Q. Re: STD meds: If you decide to stop taking the pill, you should fully inform him. Don't be surprised if he decides to end the relationship. You're basically saying that a mild inconvenience is more important than his health. Also, you might want to check into other medication. I take the generic form of Valtrex, which is one pill a day. I've never had an outbreak in the five years I've had herpes, currently don't have a partner, and am STILL taking the pill.
A: I agree that the medication decision should not be a unilateral one. And thanks for the suggestion about looking into all the pharmaceutical alternatives.
Q. House Boundaries: How do I keep guests within the boundaries I wish to set in my house? That is, I use my downstairs for entertaining and I do not wish (or see the need for) any guest to go upstairs where the bedrooms are. At a recent Christmas party, I found adults upstairs looking through bookcases.
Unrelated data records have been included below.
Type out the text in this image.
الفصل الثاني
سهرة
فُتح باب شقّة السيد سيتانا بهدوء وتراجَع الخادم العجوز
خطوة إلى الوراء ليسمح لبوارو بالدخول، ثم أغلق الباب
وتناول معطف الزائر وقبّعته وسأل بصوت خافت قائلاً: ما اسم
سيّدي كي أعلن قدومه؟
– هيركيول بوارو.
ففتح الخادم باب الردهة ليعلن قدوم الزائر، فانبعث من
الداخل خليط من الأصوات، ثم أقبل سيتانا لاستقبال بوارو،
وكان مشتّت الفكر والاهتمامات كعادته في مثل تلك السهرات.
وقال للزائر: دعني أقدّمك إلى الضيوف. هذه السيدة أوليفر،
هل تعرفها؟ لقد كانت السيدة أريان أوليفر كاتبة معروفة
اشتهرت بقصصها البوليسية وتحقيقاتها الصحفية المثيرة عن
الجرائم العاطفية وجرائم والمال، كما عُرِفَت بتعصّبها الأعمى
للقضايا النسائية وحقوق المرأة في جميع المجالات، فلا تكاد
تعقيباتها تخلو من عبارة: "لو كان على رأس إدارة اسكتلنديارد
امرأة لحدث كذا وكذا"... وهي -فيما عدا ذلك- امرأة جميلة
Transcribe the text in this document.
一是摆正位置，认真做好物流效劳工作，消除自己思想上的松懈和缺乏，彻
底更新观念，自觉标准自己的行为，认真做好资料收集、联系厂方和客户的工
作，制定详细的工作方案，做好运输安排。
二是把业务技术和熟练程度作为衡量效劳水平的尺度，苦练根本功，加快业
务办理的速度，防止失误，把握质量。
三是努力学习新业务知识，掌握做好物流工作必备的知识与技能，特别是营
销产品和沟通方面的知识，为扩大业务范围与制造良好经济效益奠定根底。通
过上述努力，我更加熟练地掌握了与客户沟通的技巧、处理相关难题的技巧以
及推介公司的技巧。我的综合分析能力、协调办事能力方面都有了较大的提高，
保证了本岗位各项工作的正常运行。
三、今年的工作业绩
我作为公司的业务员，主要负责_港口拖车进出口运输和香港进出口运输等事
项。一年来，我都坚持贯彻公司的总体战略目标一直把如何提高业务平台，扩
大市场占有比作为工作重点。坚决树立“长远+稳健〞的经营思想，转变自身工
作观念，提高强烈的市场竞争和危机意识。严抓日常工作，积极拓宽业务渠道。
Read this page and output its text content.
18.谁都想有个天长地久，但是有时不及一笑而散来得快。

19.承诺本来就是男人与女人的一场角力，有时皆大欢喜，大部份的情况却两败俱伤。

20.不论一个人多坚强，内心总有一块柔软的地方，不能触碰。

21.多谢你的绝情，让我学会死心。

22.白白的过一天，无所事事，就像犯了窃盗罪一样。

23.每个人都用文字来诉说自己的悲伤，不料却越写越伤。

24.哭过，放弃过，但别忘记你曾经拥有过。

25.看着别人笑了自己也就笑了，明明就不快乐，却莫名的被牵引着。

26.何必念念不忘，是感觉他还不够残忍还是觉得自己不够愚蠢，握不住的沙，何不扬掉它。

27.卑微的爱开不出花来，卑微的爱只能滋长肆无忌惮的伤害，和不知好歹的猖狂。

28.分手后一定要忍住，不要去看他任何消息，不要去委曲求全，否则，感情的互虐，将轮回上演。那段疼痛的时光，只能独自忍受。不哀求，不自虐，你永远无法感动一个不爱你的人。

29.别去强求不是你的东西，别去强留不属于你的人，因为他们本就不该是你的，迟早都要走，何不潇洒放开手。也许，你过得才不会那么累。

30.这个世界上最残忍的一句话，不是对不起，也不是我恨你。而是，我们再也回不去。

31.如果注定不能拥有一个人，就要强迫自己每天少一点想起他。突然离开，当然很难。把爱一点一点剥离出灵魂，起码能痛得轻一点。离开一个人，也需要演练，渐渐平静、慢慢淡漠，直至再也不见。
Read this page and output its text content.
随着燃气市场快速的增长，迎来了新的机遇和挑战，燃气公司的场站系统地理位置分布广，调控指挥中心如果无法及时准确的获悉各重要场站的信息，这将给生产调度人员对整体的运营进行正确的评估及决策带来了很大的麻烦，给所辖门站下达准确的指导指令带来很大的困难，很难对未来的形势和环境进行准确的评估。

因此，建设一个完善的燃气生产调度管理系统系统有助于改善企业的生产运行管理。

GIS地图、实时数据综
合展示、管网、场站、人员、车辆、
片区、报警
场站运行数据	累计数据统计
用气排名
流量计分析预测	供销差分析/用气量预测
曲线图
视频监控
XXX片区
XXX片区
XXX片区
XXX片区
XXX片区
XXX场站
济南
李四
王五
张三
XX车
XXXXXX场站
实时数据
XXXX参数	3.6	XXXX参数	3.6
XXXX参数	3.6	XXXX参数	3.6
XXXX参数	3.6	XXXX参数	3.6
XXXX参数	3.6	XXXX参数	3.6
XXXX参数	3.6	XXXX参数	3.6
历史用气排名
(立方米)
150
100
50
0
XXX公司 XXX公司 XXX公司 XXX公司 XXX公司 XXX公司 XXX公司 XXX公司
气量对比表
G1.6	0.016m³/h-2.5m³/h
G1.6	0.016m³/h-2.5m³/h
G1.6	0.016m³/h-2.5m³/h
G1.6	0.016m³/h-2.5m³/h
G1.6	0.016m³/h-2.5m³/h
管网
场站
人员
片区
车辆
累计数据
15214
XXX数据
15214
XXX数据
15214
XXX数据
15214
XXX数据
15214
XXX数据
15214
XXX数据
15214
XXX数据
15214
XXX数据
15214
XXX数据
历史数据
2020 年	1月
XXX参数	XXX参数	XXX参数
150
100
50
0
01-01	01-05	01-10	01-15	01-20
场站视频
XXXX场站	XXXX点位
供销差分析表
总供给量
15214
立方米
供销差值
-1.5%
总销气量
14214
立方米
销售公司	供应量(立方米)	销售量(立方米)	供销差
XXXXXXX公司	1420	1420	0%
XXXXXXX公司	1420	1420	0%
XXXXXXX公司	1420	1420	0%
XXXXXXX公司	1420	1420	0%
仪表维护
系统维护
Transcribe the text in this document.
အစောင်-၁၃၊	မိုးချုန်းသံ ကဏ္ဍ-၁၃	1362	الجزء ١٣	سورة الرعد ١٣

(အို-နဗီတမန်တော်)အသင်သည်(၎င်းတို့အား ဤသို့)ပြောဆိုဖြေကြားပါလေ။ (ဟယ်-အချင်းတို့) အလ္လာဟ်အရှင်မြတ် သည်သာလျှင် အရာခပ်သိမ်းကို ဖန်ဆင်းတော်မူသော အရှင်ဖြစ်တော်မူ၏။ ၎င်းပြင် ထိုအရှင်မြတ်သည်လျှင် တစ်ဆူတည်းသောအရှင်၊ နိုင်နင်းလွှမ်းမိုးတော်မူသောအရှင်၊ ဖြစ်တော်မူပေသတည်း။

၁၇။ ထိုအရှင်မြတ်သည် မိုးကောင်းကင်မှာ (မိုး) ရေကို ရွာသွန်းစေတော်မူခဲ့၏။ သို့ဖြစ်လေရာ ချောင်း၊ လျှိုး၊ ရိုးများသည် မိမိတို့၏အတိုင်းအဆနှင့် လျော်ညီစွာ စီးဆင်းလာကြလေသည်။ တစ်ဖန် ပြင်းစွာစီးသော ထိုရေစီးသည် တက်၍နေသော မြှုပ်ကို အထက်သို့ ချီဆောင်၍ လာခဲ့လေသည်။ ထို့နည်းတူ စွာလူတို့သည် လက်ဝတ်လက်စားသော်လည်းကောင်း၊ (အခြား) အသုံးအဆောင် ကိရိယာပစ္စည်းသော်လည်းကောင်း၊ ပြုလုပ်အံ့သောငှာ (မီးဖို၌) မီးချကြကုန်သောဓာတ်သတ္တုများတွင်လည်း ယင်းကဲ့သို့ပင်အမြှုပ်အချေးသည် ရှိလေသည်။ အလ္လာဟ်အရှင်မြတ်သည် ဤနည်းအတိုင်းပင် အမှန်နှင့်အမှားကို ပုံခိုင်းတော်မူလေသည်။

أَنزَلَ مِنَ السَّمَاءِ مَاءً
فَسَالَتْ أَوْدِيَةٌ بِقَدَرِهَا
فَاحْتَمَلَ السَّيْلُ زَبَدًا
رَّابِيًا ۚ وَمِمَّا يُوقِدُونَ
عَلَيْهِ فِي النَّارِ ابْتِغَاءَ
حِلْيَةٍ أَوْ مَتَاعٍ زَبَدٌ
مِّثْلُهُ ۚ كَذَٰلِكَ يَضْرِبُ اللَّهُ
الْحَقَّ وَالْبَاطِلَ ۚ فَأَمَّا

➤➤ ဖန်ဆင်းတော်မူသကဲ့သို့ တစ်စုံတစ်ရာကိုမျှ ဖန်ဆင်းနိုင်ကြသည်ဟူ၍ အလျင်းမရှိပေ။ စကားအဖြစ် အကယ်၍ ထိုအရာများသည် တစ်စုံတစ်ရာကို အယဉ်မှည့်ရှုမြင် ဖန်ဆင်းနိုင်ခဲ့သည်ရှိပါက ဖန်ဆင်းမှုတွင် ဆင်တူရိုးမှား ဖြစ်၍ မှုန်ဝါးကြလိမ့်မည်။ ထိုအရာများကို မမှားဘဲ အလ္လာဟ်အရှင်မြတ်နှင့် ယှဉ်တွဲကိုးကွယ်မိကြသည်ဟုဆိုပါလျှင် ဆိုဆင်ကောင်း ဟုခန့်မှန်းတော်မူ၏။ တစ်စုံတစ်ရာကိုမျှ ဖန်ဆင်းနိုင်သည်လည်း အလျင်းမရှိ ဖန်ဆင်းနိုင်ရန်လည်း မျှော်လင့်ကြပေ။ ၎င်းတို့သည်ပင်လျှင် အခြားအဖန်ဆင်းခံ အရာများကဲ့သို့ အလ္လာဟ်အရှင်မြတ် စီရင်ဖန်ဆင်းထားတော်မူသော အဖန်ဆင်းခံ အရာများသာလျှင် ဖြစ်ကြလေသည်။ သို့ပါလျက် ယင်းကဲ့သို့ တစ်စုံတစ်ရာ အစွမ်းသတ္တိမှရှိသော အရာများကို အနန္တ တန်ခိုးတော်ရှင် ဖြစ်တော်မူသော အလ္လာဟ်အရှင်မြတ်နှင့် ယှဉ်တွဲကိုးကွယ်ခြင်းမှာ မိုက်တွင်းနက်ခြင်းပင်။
I had another say "Oh, Jamie just wants to see what your daughter's room looks like ..." Why do people think it is permissible to roam throughout when all the food/activity is down in the living area?
A: I agree people shouldn't wander around other's homes unless invited, but lots of people are happy to give house tours to guests or let them look around. In your case, close all the doors to the personal quarters and if guests start to wander upstairs, direct them to the powder room on the first floor. If you find people snooping you can gently lead them out saying, "I promised Melissa I would keep her room private."